In February 2008, the hospital set a goal to reduce energy consumption 20 percent by 2009 and to generate 100 percent of its electricity using renewable energy by 2014.
The hospital, based in La Crosse, Wis., is halfway toward its 2009 goal, which amounts to $409,000 in annualized savings, said Jerry Arndt, Senior Vice President of Business Services, adding that the hospital makes upgrades with “one eye on sustainability, and one eye on financials.”

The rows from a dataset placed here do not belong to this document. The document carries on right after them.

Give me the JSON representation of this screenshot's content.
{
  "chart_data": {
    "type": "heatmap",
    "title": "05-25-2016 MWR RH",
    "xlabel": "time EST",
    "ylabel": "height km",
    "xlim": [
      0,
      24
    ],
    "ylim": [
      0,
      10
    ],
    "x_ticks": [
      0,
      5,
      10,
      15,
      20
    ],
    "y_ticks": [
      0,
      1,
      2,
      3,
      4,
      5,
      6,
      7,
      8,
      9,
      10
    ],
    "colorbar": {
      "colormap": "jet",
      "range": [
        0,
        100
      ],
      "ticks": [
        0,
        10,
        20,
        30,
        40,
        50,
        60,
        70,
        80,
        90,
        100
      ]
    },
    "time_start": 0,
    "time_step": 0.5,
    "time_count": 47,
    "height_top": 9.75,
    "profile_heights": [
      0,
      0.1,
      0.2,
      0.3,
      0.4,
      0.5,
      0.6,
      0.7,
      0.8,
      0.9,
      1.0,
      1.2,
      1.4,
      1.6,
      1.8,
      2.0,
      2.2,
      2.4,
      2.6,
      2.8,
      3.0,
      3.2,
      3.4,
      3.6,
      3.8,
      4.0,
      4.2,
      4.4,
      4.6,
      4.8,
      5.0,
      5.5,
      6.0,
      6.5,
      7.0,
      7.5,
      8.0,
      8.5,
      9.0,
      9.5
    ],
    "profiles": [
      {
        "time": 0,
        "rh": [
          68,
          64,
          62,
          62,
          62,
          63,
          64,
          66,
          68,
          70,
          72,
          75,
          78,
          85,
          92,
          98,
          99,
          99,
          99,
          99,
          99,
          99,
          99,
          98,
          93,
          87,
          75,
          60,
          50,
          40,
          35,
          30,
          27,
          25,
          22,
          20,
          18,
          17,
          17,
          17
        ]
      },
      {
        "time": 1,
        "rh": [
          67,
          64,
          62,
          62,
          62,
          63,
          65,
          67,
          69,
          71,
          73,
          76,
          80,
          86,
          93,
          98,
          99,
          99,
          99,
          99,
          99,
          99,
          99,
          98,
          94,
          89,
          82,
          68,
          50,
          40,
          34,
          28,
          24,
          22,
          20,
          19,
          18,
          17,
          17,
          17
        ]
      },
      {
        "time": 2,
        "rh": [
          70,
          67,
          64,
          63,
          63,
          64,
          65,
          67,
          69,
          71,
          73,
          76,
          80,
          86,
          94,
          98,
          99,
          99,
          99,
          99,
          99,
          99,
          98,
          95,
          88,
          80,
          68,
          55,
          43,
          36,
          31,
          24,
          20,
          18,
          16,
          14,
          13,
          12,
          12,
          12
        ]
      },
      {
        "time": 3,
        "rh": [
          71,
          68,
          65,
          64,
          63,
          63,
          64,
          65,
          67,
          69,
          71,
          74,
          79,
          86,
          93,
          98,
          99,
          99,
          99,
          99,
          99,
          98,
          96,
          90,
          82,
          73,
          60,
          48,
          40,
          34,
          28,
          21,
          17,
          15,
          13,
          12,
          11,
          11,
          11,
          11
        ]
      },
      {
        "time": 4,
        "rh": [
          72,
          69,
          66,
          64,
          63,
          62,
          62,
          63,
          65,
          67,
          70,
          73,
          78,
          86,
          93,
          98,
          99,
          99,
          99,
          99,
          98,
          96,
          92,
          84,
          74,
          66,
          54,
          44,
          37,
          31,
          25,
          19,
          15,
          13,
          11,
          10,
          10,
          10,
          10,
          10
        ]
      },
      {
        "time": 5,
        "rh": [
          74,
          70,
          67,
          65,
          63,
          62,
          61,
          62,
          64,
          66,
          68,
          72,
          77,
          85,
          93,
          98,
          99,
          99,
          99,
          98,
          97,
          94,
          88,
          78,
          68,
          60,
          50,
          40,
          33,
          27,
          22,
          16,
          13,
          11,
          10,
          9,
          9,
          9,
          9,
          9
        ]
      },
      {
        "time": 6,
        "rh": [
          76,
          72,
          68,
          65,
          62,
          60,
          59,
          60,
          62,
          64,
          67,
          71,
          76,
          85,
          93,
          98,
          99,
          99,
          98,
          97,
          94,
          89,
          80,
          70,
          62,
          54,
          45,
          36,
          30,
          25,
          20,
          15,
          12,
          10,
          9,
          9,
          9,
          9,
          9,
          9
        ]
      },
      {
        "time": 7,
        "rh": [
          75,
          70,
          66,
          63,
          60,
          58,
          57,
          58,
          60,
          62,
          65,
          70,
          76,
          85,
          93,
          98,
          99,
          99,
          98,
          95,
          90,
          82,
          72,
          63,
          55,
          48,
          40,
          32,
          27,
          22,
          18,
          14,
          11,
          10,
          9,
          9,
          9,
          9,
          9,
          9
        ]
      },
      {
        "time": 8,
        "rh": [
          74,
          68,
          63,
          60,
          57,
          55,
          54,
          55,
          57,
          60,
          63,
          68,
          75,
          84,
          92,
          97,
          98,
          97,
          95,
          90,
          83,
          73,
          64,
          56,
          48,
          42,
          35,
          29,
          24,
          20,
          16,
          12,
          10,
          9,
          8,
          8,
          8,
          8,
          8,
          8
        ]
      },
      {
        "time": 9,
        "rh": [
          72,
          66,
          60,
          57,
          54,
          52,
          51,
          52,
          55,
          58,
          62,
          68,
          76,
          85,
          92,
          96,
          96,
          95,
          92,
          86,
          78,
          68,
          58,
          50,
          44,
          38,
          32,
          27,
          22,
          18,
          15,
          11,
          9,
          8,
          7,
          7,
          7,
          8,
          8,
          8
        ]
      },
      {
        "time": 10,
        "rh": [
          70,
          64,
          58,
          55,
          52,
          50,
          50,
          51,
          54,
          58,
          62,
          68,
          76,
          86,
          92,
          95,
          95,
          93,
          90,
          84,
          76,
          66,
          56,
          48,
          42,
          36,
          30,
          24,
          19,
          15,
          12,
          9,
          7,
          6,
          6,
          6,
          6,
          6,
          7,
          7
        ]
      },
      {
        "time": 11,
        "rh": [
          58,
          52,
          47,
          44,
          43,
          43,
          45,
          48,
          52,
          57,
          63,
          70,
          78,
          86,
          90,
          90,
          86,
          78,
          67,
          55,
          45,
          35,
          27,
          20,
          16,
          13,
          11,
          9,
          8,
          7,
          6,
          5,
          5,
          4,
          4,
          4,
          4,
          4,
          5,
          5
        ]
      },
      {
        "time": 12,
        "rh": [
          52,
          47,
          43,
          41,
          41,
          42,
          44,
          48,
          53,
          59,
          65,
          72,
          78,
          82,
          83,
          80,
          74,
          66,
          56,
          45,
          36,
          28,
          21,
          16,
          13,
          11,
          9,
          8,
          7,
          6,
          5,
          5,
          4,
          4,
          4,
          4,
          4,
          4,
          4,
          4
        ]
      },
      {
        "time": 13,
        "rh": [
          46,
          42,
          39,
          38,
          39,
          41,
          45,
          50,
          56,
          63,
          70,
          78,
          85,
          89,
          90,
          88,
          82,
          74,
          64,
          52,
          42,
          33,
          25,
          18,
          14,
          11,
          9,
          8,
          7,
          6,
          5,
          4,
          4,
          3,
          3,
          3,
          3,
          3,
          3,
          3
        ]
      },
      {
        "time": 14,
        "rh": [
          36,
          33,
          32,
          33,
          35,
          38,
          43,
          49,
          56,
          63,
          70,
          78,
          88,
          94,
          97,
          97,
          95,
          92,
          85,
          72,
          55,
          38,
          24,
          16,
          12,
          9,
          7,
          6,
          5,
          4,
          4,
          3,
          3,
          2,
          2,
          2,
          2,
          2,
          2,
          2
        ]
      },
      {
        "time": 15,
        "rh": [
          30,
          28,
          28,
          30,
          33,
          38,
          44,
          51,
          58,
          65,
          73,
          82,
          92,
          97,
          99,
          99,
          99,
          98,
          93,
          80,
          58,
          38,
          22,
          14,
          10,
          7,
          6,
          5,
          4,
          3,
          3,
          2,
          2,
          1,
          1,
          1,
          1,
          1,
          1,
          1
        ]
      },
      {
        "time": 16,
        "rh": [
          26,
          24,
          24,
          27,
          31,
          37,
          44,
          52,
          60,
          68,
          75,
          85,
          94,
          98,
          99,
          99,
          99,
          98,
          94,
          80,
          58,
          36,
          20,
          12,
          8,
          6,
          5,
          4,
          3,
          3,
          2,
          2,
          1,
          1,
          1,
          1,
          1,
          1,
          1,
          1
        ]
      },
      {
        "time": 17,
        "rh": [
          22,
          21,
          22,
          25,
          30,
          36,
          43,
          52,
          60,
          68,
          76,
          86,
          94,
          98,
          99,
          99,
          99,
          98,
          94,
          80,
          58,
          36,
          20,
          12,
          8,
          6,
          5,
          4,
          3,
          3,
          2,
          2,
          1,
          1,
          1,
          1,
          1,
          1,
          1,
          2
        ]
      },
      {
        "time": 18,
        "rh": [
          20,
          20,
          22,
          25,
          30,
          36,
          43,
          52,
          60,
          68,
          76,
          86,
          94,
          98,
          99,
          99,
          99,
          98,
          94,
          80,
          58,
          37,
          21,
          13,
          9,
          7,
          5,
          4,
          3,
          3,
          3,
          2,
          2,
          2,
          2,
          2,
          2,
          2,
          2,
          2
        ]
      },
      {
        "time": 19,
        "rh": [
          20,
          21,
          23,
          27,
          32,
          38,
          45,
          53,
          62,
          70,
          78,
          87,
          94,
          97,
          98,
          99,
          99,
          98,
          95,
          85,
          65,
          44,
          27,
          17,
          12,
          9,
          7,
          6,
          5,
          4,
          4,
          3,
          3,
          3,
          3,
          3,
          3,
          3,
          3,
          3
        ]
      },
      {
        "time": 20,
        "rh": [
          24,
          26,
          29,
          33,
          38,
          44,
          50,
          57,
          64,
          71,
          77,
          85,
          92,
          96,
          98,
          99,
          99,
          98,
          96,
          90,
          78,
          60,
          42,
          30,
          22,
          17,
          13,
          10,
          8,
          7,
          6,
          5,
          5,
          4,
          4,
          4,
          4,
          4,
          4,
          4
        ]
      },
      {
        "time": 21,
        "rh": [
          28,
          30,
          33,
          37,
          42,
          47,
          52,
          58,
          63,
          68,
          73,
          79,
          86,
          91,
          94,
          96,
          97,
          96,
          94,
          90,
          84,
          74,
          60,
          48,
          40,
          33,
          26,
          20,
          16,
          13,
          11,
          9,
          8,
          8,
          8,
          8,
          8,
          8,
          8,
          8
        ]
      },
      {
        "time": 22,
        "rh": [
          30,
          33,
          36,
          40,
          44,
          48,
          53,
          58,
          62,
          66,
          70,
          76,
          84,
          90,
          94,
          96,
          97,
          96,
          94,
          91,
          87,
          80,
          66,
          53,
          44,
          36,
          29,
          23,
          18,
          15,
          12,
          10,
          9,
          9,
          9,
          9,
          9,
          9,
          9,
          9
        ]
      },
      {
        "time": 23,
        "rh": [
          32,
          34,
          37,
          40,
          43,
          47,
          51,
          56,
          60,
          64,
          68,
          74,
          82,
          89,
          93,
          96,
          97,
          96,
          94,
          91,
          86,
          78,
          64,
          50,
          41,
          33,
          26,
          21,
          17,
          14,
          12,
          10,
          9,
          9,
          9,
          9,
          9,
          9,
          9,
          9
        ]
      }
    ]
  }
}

Gundersen Lutheran is gaining notice for its emphasis on energy efficiency, said Clark Reed, Director of the Healthcare Facilities Division, Energy Star, U.S. Environmental Protection Agency.
“Gundersen Lutheran is very aggressive in its targets,” Reed said. “We salute them, because they can provide a great example to other hospitals and health care providers.”
The largest health care provider in its area, Gundersen Lutheran has an energy bill of about $6 million a year and an operating margin of 4 percent. Its energy costs have been increasing at a clip of about $350,000 a year.
To Arndt, going for 100 percent energy self-reliance is a no-brainer. “In order to get $6 million off the bottom line, it would take $150 million in revenue growth at 4 percent to get achieve the same bottom line,” he said. As a 501 3C, not for profit, organization, shaving dollars off the bottom line helps the hospital keep from passing on rising costs in other areas.
In one of its renewable energy projects, Gundersen Lutheran is partnering with a local brewery on a co-generation project. Methane from the brewery process will be captured to run a biogas Jenbacher engine, which will feed electricity into the grid, which will be credited to the hospital. As for the brewery, heat from the co-gen engine can be used in the brewing process.
To help defray the costs of lighting and ventilating a parking garage, the hospital added solar panels to the garage roof.
But those are just incremental advances. To help the hospital reach its 100 percent goal, Gundersen Lutheran is looking to hydrokinetic and wind power.
Jeff Rich, Executive Director of the hospital, said the hospital, which consumes about 45 million kilowatt hours of electricity a year, is making a conscious choice to maximize its return on renewables by identifying local resources that are underutilized.
For instance, an innovative lock and dam project on the Mississippi river may help the hospital tap into 30 million kWh a year in hydrokinetic energy.
“When the U.S. Army Corps of Engineers built the locks, they added an auxillary lock in each dam that has never been used. The project would attach an array of turbines to the lock gates that can generate electricity,” Rich said.
Additionally, a wind project about 30 miles away from the hospital may be in place by end of next year, providing 4 million more kWh annually.
Finally, Gundersen Lutheran plans to replace a natural gas boiler with a biomass boiler. “We don’t have the sun they have out West. We may not have as much wind as other areas, but we have lots of wood in this area,” Rich said.
All forms of renewables are on Gundersen Lutheran’s radar screen, Arndt said, adding that the hospital will not stop at its 100 percent goal.
“In order to make our energy bill truly go to zero, we have to go beyond 100 percent, because there will always be costs involved in achieving the goal,” he said. “You have to go to 150-200 percent.”
Smaller hospitals like Gundersen Lutheran represent 85 percent of health care facilities in the U.S., said Arndt, who represents the interests of smaller health care facilities from his position on the Department of Energy’s hospital energy alliance subcommittee.
Arndt recommends that all health care organizations make a move toward energy efficiency and self-reliance.
“This is something that organizations can control, as opposed to other costs of running a hospital,” he said. “To leave $6 million in savings on the table is about as irresponsible as you can get.”